Terminal: If you’re using Terminal, enter this command to load turienv:

source activate turienv

The command line prompt now starts with (turienv). Enter this command to start the Jupyter server in the notebooks folder, and display the browser window:

jupyter notebook <drag notebooks folder from the Finder>

Training the Model

Create a new Python 3.6 notebook:

Double-click the title to rename the notebook:

Note: This example is the same as Apple’s Image similarity example, but using the Cat and Dog dataset.

The notebook contains a single empty cell. Type this line in the cell, then press Shift-Enter to run the cell:

import turicreate as tc
Note: Shift-Enter also works in Xcode playgrounds if you want to run just one code statement.

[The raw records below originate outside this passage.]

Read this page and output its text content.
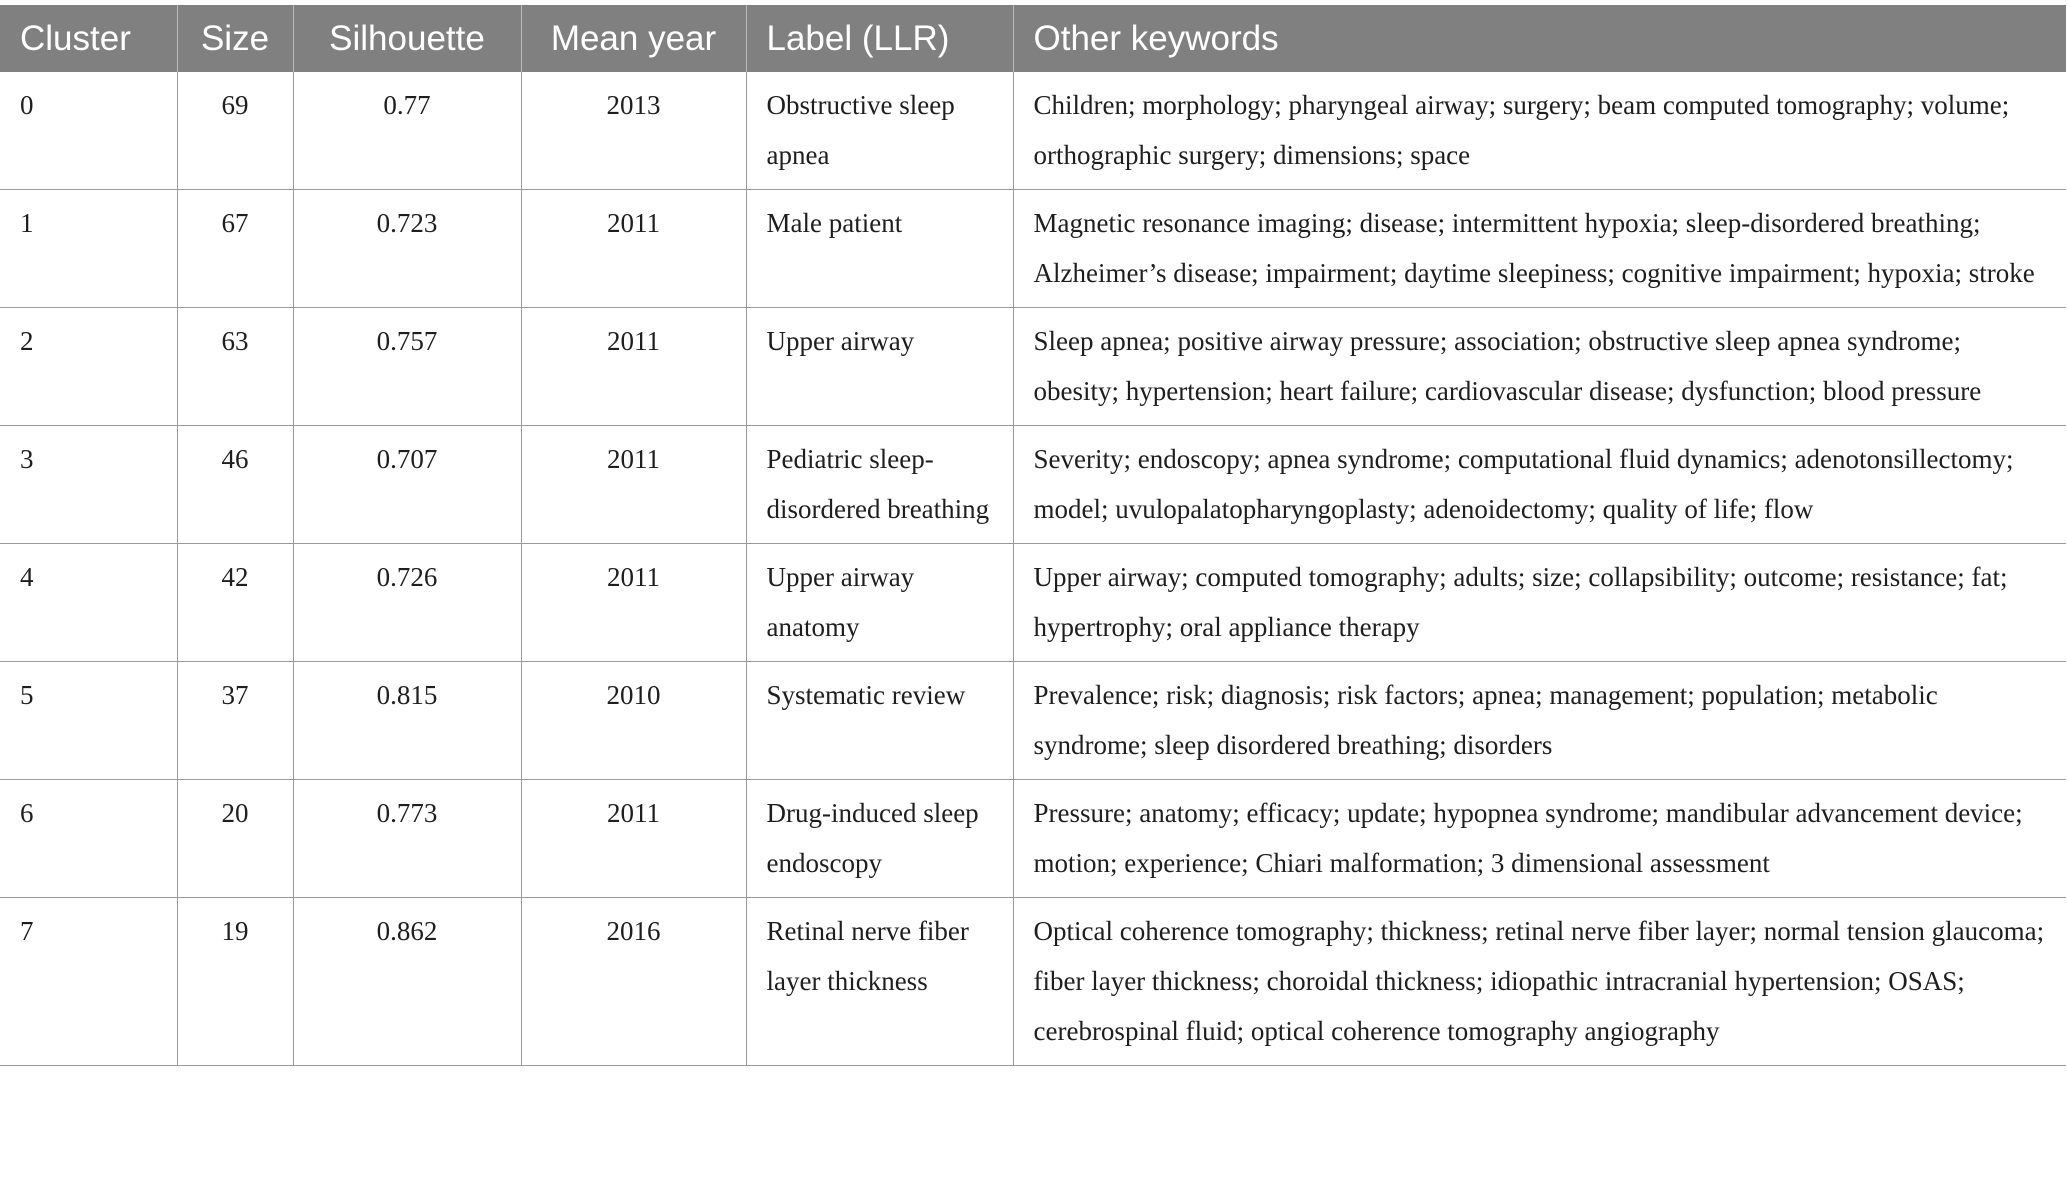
Cluster	Size	Silhouette	Mean year	Label (LLR)	Other keywords
0	69	0.77	2013	Obstructive sleep apnea	Children; morphology; pharyngeal airway; surgery; beam computed tomography; volume; orthographic surgery; dimensions; space
1	67	0.723	2011	Male patient	Magnetic resonance imaging; disease; intermittent hypoxia; sleep-disordered breathing; Alzheimer’s disease; impairment; daytime sleepiness; cognitive impairment; hypoxia; stroke
2	63	0.757	2011	Upper airway	Sleep apnea; positive airway pressure; association; obstructive sleep apnea syndrome; obesity; hypertension; heart failure; cardiovascular disease; dysfunction; blood pressure
3	46	0.707	2011	Pediatric sleep-disordered breathing	Severity; endoscopy; apnea syndrome; computational fluid dynamics; adenotonsillectomy; model; uvulopalatopharyngoplasty; adenoidectomy; quality of life; flow
4	42	0.726	2011	Upper airway anatomy	Upper airway; computed tomography; adults; size; collapsibility; outcome; resistance; fat; hypertrophy; oral appliance therapy
5	37	0.815	2010	Systematic review	Prevalence; risk; diagnosis; risk factors; apnea; management; population; metabolic syndrome; sleep disordered breathing; disorders
6	20	0.773	2011	Drug-induced sleep endoscopy	Pressure; anatomy; efficacy; update; hypopnea syndrome; mandibular advancement device; motion; experience; Chiari malformation; 3 dimensional assessment
7	19	0.862	2016	Retinal nerve fiber layer thickness	Optical coherence tomography; thickness; retinal nerve fiber layer; normal tension glaucoma; fiber layer thickness; choroidal thickness; idiopathic intracranial hypertension; OSAS; cerebrospinal fluid; optical coherence tomography angiography
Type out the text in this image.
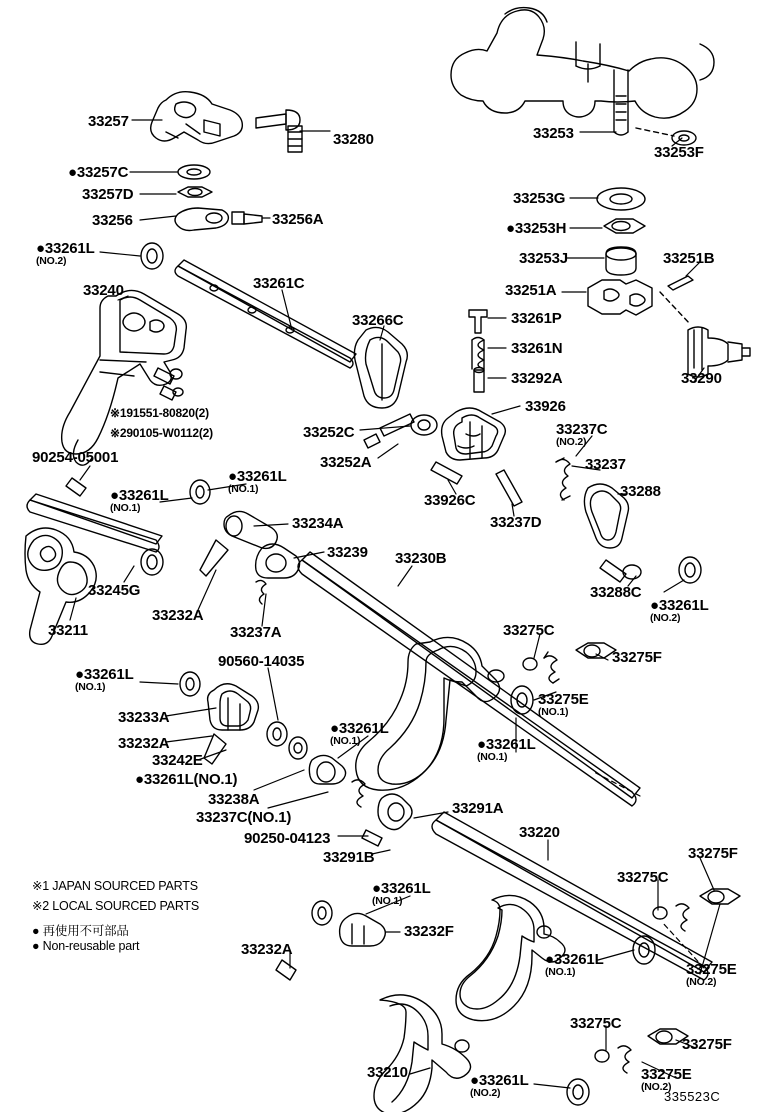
33257
33280
●33257C
33257D
33256	33256A
●33261L
(NO.2)
33240	33261C
33266C
33253
33253F
33253G
●33253H
33253J	33251B
33251A
33261P
33261N
33292A	33290
33926
33237C
(NO.2)
33237
33288
33252C
33252A
33926C
33237D
33288C
●33261L
(NO.2)
90254-05001
●33261L
(NO.1)
●33261L
(NO.1)
33234A
33239 33230B
33245G
33211
33232A
33237A	33275C
33275F
33275E
(NO.1)
●33261L
(NO.1)
90560-14035
33233A
33232A
33242E
●33261L
(NO.1)	●33261L
(NO.1)
●33261L(NO.1)
33238A
33237C(NO.1)
90250-04123
33291A
33291B
33220
33275F
33275C
●33261L
(NO.1)
33232F
33232A
●33261L
(NO.1)	33275E
(NO.2)
33275C
33275F
33275E
(NO.2)
33210	●33261L
(NO.2)
※191551-80820(2)
※290105-W0112(2)
※1 JAPAN SOURCED PARTS
※2 LOCAL SOURCED PARTS
● 再使用不可部品
● Non-reusable part
335523C
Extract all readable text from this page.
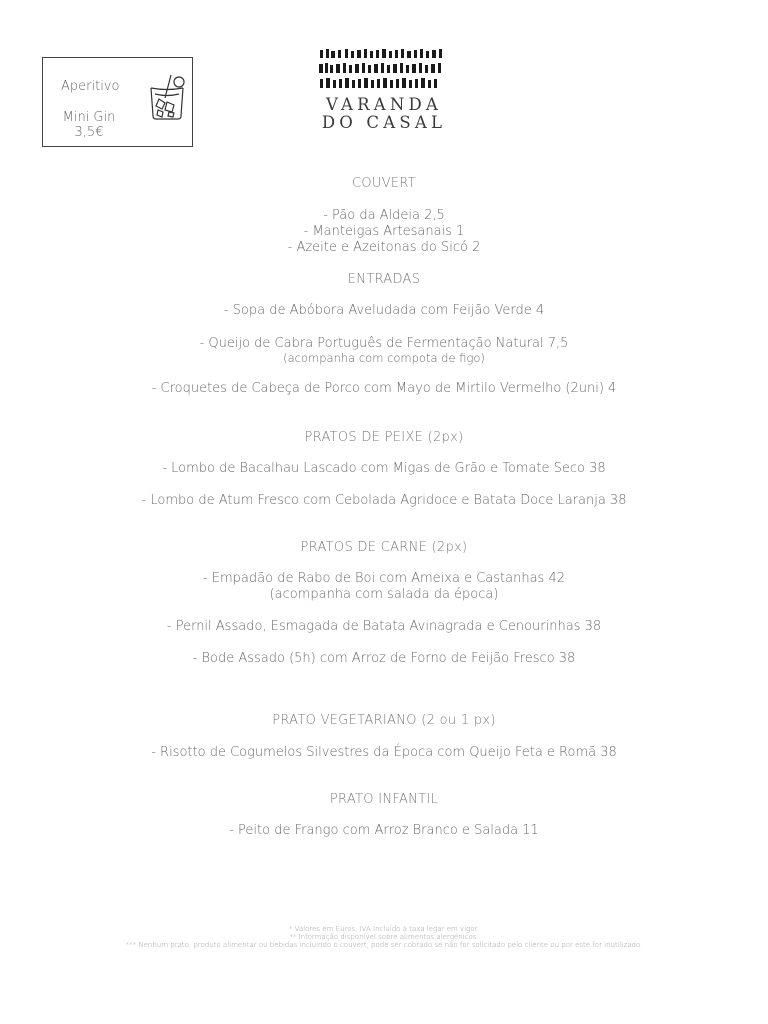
Aperitivo
Mini Gin
3,5€
VARANDA
DO CASAL
COUVERT
- Pão da Aldeia 2,5
- Manteigas Artesanais 1
- Azeite e Azeitonas do Sicó 2
ENTRADAS
- Sopa de Abóbora Aveludada com Feijão Verde 4
- Queijo de Cabra Português de Fermentação Natural 7,5
(acompanha com compota de figo)
- Croquetes de Cabeça de Porco com Mayo de Mirtilo Vermelho (2uni) 4
PRATOS DE PEIXE (2px)
- Lombo de Bacalhau Lascado com Migas de Grão e Tomate Seco 38
- Lombo de Atum Fresco com Cebolada Agridoce e Batata Doce Laranja 38
PRATOS DE CARNE (2px)
- Empadão de Rabo de Boi com Ameixa e Castanhas 42
(acompanha com salada da época)
- Pernil Assado, Esmagada de Batata Avinagrada e Cenourinhas 38
- Bode Assado (5h) com Arroz de Forno de Feijão Fresco 38
PRATO VEGETARIANO (2 ou 1 px)
- Risotto de Cogumelos Silvestres da Época com Queijo Feta e Romã 38
PRATO INFANTIL
- Peito de Frango com Arroz Branco e Salada 11
* Valores em Euros, IVA Incluído à taxa legar em vigor.
** Informação disponível sobre alimentos alergénicos.
*** Nenhum prato, produto alimentar ou bebidas incluindo o couvert, pode ser cobrado se não for solicitado pelo cliente ou por este for inutilizado.
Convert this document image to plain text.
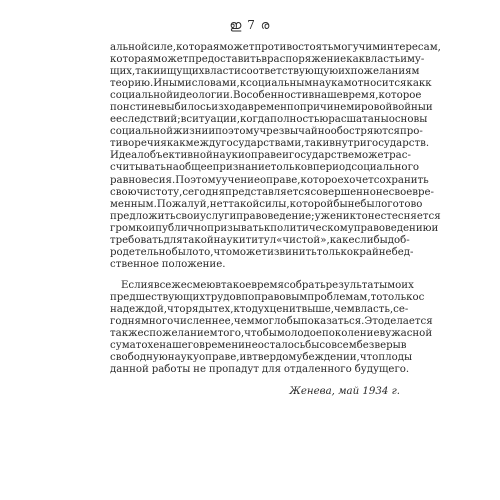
ഇ 7 ര
альной силе, которая может противостоять могучим интересам,
которая может предоставить в распоряжение как власть иму-
щих, так и ищущих власти соответствующую их пожеланиям
теорию. Иными словами, к социальным наукам относится как к
социальной идеологии. В особенности в наше время, которое
понстине выбилось из хода времен по причине мировой войны и
ее следствий; в ситуации, когда полностью расшатаны основы
социальной жизни и поэтому чрезвычайно обостряются про-
тиворечия как между государствами, так и внутри государств.
Идеал объективной науки о праве и государстве может рас-
считывать на общее признание только в период социального
равновесия. Поэтому учение о праве, которое хочет сохранить
свою чистоту, сегодня представляется совершенно несвоевре-
менным. Пожалуй, нет такой силы, которой бы не было готово
предложить свои услуги правоведение; уже никто не стесняется
громко и публично призывать к политическому правоведению и
требовать для такой науки титул «чистой», как если бы доб-
родетельно было то, что может извинить только крайне бед-
ственное положение.
Если я все же смею в такое время собрать результаты моих
предшествующих трудов по правовым проблемам, то только с
надеждой, что ряды тех, кто дух ценит выше, чем власть, се-
годня многочисленнее, чем могло бы показаться. Это делается
также с пожеланием того, чтобы молодое поколение в ужасной
суматохе нашего времени не осталось бы совсем без веры в
свободную науку о праве, и в твердом убеждении, что плоды
данной работы не пропадут для отдаленного будущего.
Женева, май 1934 г.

A new empty cell appeared below the first. Type the following in it, then run it:

reference_data = tc.image_analysis.load_images('./PetImages')
reference_data = reference_data.add_row_number()
reference_data.save('./kaggle-pets.sframe')

You’re loading the images into a table, adding row numbers to the table, then saving it for future use. Ignore the JPEG decode failure messages.

Note: While typing Python code, use the Tab key for autocomplete.

In the next cell, run this statement to explore the data:

reference_data.explore()

A window opens, displaying id, path and image columns. Hovering the cursor in a row shows the image:

Next, run this statement:

model = tc.image_similarity.create(reference_data)

This will take a while — In [*] shows it’s running. While you wait, read about unsupervised learning.

Note: To stop the cell before it finishes, click the Stop button (next to Run in the toolbar). Feel free to delete images from PetImages, or just load Pets-1000 instead. I went out for lunch while this ran on my early-2015 MacBook Pro, and it was finished when I returned 90 minutes later ;].

Unsupervised Learning

Providing labeled data to the image classifier enables it to measure how accurate it is by checking its predictions against the labels. This is supervised learning.

Although you supplied the same labeled dataset to this image similarity trainer, it doesn’t use the labels: this model uses unsupervised learning. The underlying model looked at a very large number of images, and taught itself which arrangements of pixel values constituted features that it could use to cluster “similar” images. So just like the image classifier, most of the training time is used for extracting these features from your dataset. Then it does “brute force” nearest neighbors model training: for each image, it computes its distance to every other image, and ranks the other images into radius bands. Again, this step is fast, compared to the feature extraction.